Pothole in Costa Rica

I posted a couple of poems at annasadhorse, if you're interested in that kind of thing. Otherwise, just move along. Watch out for the potholes.

21/11/2009

Local news at 10:42



We're home. When we left for Costa Rica, I was unimpressed by the Paul Tzanetopoulos pylon light display, and the US in general, dirty politics, the Christian Talivangicals, Wall Street, our gross consumption, all the bullshit but returning I glimpsed how, to the world, we still hold out hope. In spite of it all, the US is still a very cool place. I even liked Tzanetopoulos' lights.

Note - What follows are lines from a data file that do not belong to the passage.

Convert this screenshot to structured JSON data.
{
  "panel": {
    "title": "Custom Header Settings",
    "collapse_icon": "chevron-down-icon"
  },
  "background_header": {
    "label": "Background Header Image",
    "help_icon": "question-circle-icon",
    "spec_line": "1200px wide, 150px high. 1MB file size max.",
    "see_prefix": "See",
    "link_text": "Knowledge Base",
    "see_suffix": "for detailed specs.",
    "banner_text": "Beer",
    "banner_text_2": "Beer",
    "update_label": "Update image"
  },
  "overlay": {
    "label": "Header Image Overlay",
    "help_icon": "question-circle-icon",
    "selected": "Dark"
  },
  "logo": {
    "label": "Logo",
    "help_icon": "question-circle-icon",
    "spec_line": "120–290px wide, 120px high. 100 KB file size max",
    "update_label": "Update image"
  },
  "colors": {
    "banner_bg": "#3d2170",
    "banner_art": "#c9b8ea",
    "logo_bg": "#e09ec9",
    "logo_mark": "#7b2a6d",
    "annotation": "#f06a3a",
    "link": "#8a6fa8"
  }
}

Anyway, we are leaving for Oregon this morning to spend the holiday with family. The details of our trip are quickly fading but I do want to write a bit about the crazy BnB we stayed at but for all the ups and downs, when we left, everyone came out to wave good-bye, along with two of the very sweet street dogs I'd been feeding. It was very nearly tearful.




14/11/2009

Reflection


Giant moth.
Costa Rica

08/11/2009

Morning conversation

Now or never squawk the parrots flying over the house. I yell back, then never!

06/11/2009

Thinking into midnight

Eye over Costa Rica

What happens when things change, when a part of you, or your life, breaks off, slips away? I don't mean the big things that rearrange the world into Before and After. I mean the little things that quietly remind us of where we are, where we have been, that make us unique to one another. Time changes or deepens those things in it's course but what happens if you do it to yourself, out of sequence, and you need to talk about it with someone and you realize that, other than family, and thank the gods for them, you have spent a lifetime parsing out bits of yourself, that you never told anyone the whole story, that you haven't allowed friendships to flourish, that you have lots of acquaintances but, when you need someone to talk to, there is no one you are willing to call because you'd have to catch them up first, or you'd have to leave parts out, or you just don't call because, well, really it isn't that bad yet, is it? What do you do? Wait it out? This too shall pass? What the hell is the matter with me?

I have friends who would get mad, or worse, hurt if they read this. What could I say to them? Oh, I didn't mean you, or feelings aren't facts, or I just needed to vent? I should have called you. That's all true so what is true? I'm not alone. I have a wonderful family. I know I'm wallowing. I know everything but how to get through this gracefully.

02/11/2009

Message in a bottle


View from inside the front door


I really feel trapped at Casa Lunatic today. The woman who runs the place is kind of sweet and tough but falls into these long monologues about herself. We have heard her whole life story, plus the litany of daily woes, but that doesn't stop her from reciting them again, or trying to. This morning I had to hide in our room to get away from it and, while I was up there taking my "nap", everyone went out, taking all the keys with them. That turned this place into a virtual prison.

Most houses around here are like small fortresses or prisons, depending on how you look at things. I say prisons. I derive little comfort from bars. They are surrounded by towering, spiked iron fences, often topped with razor wire, and/or barbed wire, and/or electric wire, and/or a narrow roof discouraging would-be intruders from getting in and me from getting out. When all the doors and padlocks in this house are locked, it takes three or four keys, depending which combination of gates you choose, to reach the street. It's bad enough that I'm already stir crazy. I only recently started talking little walks around the block, but today there was nothing I wanted to do more. At least there's this.